Бехайм остановился и перевел дух. На сердце полегчало, возбуждение улеглось, и он ощутил потребность поговорить с кем-нибудь еще, а не только с самим собой и услышать стороннее мнение о глупой шутке, которую с ним чуть было не сыграли.
На кухне, где густо пахло шкварками, он застал своего квартирного хозяина в обществе соседа — холодного сапожника, сморщенного старичка с реденькой козлиной бородкой. Он починил свечнику протертые подметки воскресных башмаков, и теперь, после долгих разговоров и торга о цене, которая ему причиталась, они наконец пришли к согласию, и свечник с большой неохотой, брюзжа, отсчитал на кухонный стол шесть кваттрино.
— Здравствуйте, доброго вам денечка! — сказал Бехайм, войдя в кухню. Я некстати? Коли нет, то послушайте, что я вам расскажу о странных происшествиях, приключившихся со мною.

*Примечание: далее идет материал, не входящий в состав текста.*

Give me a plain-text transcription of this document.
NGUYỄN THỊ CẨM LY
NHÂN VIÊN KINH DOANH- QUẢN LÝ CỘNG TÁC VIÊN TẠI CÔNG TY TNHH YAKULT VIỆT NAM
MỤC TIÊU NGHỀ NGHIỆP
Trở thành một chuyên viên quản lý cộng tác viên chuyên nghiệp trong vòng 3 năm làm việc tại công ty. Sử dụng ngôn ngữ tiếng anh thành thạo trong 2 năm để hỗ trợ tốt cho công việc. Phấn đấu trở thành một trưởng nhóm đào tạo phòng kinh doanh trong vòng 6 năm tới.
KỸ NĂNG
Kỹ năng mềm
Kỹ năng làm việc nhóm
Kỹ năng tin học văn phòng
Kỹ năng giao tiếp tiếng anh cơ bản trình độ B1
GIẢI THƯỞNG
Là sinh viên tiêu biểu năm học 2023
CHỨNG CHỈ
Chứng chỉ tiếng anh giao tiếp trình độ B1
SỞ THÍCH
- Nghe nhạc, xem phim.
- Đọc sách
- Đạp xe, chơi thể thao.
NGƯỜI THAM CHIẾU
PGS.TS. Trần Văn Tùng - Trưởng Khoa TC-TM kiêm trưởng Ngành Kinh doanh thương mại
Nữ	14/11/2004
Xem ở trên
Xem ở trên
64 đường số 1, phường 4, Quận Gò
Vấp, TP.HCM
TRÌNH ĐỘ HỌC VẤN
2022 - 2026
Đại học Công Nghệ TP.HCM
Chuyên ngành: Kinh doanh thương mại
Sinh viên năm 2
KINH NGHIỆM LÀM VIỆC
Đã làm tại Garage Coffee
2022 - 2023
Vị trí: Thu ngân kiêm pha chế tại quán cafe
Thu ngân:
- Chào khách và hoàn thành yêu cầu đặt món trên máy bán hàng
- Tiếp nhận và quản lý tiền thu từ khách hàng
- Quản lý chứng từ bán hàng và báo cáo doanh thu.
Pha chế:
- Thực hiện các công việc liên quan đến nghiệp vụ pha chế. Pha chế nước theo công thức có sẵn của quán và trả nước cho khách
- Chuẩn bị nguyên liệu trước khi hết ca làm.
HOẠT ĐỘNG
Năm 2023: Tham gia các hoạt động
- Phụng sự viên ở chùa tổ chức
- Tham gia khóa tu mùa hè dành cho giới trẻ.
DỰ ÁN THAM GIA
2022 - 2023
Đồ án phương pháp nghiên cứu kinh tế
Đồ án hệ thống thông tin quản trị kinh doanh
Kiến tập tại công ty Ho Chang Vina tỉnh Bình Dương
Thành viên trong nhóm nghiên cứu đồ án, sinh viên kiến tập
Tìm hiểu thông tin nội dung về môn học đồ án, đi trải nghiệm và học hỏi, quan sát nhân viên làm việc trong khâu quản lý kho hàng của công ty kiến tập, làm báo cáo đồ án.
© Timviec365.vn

— Этот господин, — объяснил свечник соседу, — живет в моем доме и часто заходит спросить совета — что бы он без меня делал! Он нездешний, и всяк норовит его обмануть.
— Я человек честный, меня все знают, я никого не обманываю, — заверил сапожник, поворотясь к Бехайму и прижимая руку к груди. — Если надо починить башмаки, чините у меня, я и с чужаков лишнего не беру.
— Ей-богу, вы даже не догадываетесь, насколько верно все, что вы только что сказали! — воскликнул Бехайм, глядя на свечника; сапожника он словно и не видел. — Меня вправду пытались обмануть. Есть тут двое мастеров посплетничать, внушают мне, будто моя возлюбленная, о которой я вам рассказывал, дочь Боччетты.
— Боччетты? — судя по всему, свечник был до крайности удивлен. — Да что вы! Неужто правда? — Он помолчал, потом вдруг спросил: — А кто такой этот Боччетта?
— Как? Вы не знаете Боччетту? — в свою очередь удивился Бехайм. — Я думал, его каждый знает, ведь он кого только не обманывал. Я же вам битый час про него рассказывал, это он упорно не отдает мне семнадцать дукатов, которые задолжал много лет назад. Из всех нечистых на руку ростовщиков этого города он самый мерзкий. Человек без стыда и совести.
— Его ли она дочь или еще чья, — заметил свечник, — девица эта впрямь лакомый кусочек, провести с нею ночку — вот уж, поди, блаженство! Все при ней, самый сок, не толста и не худа. Мне только не по душе, что она бегает за приезжими. Слишком хороша для чужака-то.
— А вы что, видели ее? — осведомился Бехайм.
— Да раз или два попалась мне на глаза, когда уходила от вас, сообщил свечник.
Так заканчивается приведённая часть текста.